Separation capacity of linear reservoirs with random connectivity matrix
Youness Boutaib
TL;DR
The paper addresses how well random linear reservoirs separate distinct input time series by linking separation to the spectral properties of generalized moment matrices derived from the random connectivity. It develops a rigorous framework showing that, for Gaussian W, the separation capacity is governed by the eigenstructure of $B_{T}$ in 1D and $B_{T,N}$ in higher dimensions, with detailed results for symmetric versus IID cases and precise scaling laws (notably $\sigma \sim 1/\sqrt{N}$). It provides both asymptotic spectral guarantees (via connections to the semicircle law in the symmetric case and related limits in the IID case) and probabilistic separation bounds (root-based and concentration-based), then discusses implications for reservoir design and task-performance, including how to balance separation against robustness as input length grows. The findings offer theoretical justification for empirical scaling heuristics and guide practical choices of reservoir size $N$, time horizon $T$, and connectivity scaling, while outlining open problems around eigenvector dynamics, nonlinearity effects, and optimization of hyperparameters.
Abstract
A natural hypothesis for the success of reservoir computing in generic tasks is the ability of the untrained reservoir to map different input time series to separable reservoir states - a property we term separation capacity.
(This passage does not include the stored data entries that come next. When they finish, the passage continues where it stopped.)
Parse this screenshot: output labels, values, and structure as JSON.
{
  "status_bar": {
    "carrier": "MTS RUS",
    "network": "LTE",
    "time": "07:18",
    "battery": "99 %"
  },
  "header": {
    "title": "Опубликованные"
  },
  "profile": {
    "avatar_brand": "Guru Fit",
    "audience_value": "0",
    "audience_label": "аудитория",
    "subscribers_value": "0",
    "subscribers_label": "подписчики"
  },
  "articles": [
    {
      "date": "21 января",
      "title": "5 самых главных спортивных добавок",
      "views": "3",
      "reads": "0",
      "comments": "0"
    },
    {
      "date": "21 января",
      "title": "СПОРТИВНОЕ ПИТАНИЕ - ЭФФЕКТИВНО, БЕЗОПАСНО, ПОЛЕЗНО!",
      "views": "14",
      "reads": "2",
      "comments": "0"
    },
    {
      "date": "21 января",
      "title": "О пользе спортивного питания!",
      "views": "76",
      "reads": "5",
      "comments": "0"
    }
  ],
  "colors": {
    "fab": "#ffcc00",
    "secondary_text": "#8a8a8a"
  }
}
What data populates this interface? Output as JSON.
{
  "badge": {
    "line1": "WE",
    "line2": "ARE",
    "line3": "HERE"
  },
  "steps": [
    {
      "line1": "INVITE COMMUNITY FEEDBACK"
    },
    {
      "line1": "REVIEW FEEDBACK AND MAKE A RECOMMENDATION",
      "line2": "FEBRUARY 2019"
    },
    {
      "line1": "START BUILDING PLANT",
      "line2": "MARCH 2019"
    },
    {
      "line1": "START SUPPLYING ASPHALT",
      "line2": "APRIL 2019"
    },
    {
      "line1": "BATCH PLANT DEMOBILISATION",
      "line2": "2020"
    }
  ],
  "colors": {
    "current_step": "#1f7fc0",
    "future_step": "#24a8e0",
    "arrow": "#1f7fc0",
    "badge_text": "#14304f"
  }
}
We provide a rigorous mathematical framework to quantify this capacity for random linear reservoirs, showing that it is fully characterised by the spectral properties of the generalised matrix of moments of the random reservoir connectivity matrix. Our analysis focuses on reservoirs with Gaussian connectivity matrices, both symmetric and i.i.d., although the techniques extend naturally to broader classes of random matrices. In the symmetric case, the generalised matrix of moments is a Hankel matrix. Using classical estimates from random matrix theory, we establish that separation capacity deteriorates over time and that, for short inputs, optimal separation in large reservoirs is achieved when the matrix entries are scaled with a factor $ρ_T/\sqrt{N}$, where $N$ is the reservoir dimension and $ρ_T$ depends on the maximum input length. In the i.i.d.\ case, we establish that optimal separation with large reservoirs is consistently achieved when the entries of the reservoir matrix are scaled with the exact factor $1/\sqrt{N}$, which aligns with common implementations of reservoir computing. We further give upper bounds on the quality of separation as a function of the length of the time series. We complement this analysis with an investigation of the likelihood of this separation and its consistency under different architectural choices.